Friday, September 18, 2015

When it Rains in Coronado.

September demands a vacation. It's a transitional month, a 30 day split between summer as it slowly melts into fall. Naturally, California, the eternal summer, offered a lovely break before jumping into a new job and extended the summer month just a week longer. A late (but heavily delayed) flight brought me to LAX late Thursday, and the lovely Miss Emily was kind enough to pick me up at the airport. We'd been roommates at university before I bid a tearful goodbye and she left BYU for USC, (a fine trade I suppose) to attend graduate school. It's all very sad until I get to crash at her apartment and spend time with her in Los Angeles. Then it's pretty great. A couple of days full of friends and sunshine was a grand way to spend the weekend, before  hopping on a train at Union Station and headed south towards San Diego for some cousin time. 




Maybe it's because I'm trying to stretch summer just a tad longer, but it ended up pouring buckets on Tuesday. I suppose walking around the shops in Coronado sopping well was an adventure but I was ready for some serious beach time that day. Refuge was found in a corner coffee shop and a rad store until the worst of it was over. The up side of the whole affair was that Coronado looked beautiful when dripping wet, hence the photos. The rest of the week was spent with my little cousins, wandering the beach in the mornings, and staying up late talking. Thrift shopping in Utah doesn't hold a candle to the Salvation Army's and Goodwill's found elsewhere. Of course, an afternoon was spent at the beach though the kids wanted to go to the pool, but "Emily doesn't have a beach where she lives". Right you are, mister. Balboa park also made it into the itinerary, as did lunch at places only found in Coronado. 





 
The Salt Lake City airport greeted me back with monsoon like weather and a definite dip into fall. Armed with wool skirts and ankle boots found thrift shopping, I do think it's time to let summer go...although you can bet popsicles will still make an appearance part way through October. 

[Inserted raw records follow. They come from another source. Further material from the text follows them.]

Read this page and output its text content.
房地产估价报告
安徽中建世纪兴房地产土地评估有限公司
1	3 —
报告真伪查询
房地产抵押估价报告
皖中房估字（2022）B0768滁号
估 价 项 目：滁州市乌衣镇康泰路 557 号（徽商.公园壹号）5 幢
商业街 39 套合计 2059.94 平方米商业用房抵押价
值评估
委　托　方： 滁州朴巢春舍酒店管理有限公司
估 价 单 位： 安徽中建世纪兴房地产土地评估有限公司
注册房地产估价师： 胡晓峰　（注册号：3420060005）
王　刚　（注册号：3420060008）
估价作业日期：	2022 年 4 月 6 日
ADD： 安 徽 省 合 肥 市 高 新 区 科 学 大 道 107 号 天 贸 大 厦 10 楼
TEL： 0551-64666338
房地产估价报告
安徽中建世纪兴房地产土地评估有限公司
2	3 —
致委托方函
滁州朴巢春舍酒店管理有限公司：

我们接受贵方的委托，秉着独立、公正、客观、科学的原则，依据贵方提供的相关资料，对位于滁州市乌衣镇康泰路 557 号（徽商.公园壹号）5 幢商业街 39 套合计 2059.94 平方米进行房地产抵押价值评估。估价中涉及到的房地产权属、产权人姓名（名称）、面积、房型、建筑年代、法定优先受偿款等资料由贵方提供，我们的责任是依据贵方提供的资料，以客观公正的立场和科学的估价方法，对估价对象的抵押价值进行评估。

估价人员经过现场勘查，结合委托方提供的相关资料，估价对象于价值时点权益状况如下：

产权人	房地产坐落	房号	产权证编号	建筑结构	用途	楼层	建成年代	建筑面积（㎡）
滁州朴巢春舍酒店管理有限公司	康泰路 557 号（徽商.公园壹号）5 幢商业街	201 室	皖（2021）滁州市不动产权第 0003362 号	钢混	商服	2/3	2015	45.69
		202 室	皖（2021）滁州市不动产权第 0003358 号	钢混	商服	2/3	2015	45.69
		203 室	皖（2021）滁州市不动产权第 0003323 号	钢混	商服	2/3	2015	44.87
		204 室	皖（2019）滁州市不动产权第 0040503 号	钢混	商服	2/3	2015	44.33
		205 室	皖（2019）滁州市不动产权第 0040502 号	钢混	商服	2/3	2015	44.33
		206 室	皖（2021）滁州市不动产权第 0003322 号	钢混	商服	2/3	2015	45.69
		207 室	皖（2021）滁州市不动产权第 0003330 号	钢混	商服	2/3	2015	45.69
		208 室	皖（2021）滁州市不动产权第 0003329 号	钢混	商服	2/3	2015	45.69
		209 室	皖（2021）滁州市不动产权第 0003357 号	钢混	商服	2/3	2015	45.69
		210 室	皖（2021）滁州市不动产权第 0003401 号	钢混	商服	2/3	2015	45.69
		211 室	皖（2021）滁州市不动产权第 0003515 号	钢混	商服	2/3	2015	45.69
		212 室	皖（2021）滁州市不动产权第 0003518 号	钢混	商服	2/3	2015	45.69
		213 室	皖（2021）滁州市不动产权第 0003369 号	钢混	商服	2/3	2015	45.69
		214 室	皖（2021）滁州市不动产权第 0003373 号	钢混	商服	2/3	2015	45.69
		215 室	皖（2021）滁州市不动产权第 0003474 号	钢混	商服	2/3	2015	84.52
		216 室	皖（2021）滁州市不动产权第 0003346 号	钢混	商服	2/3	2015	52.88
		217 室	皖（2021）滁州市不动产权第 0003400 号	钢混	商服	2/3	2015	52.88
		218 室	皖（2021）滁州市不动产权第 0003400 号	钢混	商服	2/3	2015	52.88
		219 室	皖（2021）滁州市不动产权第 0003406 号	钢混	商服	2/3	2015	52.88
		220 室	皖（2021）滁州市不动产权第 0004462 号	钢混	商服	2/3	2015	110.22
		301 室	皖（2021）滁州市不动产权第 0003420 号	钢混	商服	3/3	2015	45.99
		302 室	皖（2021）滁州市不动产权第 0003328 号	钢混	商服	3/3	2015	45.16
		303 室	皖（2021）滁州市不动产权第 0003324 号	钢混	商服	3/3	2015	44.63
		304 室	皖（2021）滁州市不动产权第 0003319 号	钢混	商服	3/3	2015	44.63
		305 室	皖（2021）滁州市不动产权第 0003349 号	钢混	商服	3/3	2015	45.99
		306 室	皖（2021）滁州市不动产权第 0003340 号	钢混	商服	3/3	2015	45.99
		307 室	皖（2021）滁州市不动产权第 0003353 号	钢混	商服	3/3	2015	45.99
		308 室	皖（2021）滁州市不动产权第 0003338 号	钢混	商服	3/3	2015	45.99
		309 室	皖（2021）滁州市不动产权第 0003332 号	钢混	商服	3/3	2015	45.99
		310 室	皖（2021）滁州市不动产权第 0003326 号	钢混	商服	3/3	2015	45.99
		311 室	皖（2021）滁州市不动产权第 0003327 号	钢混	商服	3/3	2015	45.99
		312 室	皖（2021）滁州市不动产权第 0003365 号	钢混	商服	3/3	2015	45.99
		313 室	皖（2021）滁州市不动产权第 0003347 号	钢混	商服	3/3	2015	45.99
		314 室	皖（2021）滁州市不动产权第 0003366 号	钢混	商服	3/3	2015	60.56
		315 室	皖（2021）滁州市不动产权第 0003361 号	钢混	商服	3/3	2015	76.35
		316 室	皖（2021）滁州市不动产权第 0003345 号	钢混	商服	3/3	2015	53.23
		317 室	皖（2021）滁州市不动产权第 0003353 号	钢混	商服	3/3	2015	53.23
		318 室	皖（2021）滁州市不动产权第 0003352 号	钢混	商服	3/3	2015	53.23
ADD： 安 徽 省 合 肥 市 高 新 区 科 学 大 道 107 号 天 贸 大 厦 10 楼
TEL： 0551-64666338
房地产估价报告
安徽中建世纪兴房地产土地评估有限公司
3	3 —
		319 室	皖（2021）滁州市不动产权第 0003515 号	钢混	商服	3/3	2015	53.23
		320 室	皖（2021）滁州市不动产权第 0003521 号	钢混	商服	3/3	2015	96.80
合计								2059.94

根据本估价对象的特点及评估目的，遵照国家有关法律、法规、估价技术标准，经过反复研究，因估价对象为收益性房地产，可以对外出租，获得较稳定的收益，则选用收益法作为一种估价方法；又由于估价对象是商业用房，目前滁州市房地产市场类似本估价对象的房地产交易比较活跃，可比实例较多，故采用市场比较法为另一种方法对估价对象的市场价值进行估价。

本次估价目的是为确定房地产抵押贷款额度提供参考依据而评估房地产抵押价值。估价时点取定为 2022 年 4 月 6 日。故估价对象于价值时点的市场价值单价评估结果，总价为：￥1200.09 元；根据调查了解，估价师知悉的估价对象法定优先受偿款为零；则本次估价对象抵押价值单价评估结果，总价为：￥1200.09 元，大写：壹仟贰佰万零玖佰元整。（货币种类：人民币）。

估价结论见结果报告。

Tuesday, September 8, 2015

A Glut of Peaches

Cobbled, sliced, pie'd, pureed, crisped, jarred, crumbled, grilled, ice creamed, and caked; these peaches have been everywhere. It's a cruel trick of summertime. All season I bide my time just watching these orangey red beauties get bigger and bigger until all 400 of them need to be picked in a 3 day span. I take a taste of the Early Alberta's at the farmer's markets, but I know that I have my own glut of peaches that will be ready in just a few weeks. Hundreds of peaches slowly weigh down the branches so much it makes walking on the sidewalk difficult until they start to drop off the branches themselves. Then, it's time to pick. Peaches are best picked in the late evening, just as the sun sets and you can sit down on the grass and eat the biggest peach you found that night..still warm from the August sun. Juice drips down your face and off your elbow and your surrounded with boxes and boxes and boxes of peaches.


They are handed out to neighbors and mailmen, carried to coworkers, and pawned off to anyone who will take them. 400 peaches are a bit much for 3 people to eat, no matter how many peach pie recipes there are. Then, they are carefully counted (to compare with last year's crop) and the peach production begins.


I can only eat so many peaches right off the tree, so several dozen are carefully sliced into mason jars to be eaten in the far away months. Others are sliced thin and dehydrated, frozen for smoothies, or pureed into fruit leather. The others meet there end in some sort of breakfast, lunch and/or dinner option. Delicious when sliced in a bowl swirled with a little cream, or nestled in a crumbly oat topping, two by two the peaches started to disappear. Peach crumble, peach cobbler, and peach cake each took and few out of the boxes piled up in the garage until only a few dozen remained.


I'm a sucker for early morning light and peaches nestled in flour and sugar (but who isn't?)


And just like that, the peaches are gone. The trees are bare, with leaves that won't be green for all that long. It's an official end to summer. The nights have gotten a bit cooler and the last few peaches are stashed as a fleeting souvenir to the days in the sun. Fall and winter will come, spring will hint at the upcoming peach season with pinky white blossoms and the wait resumes; tiny green pods will slowly grow bigger and bigger, slowly turning orange and blush red, and the branches will slowly droop, until it's time to do it all over again.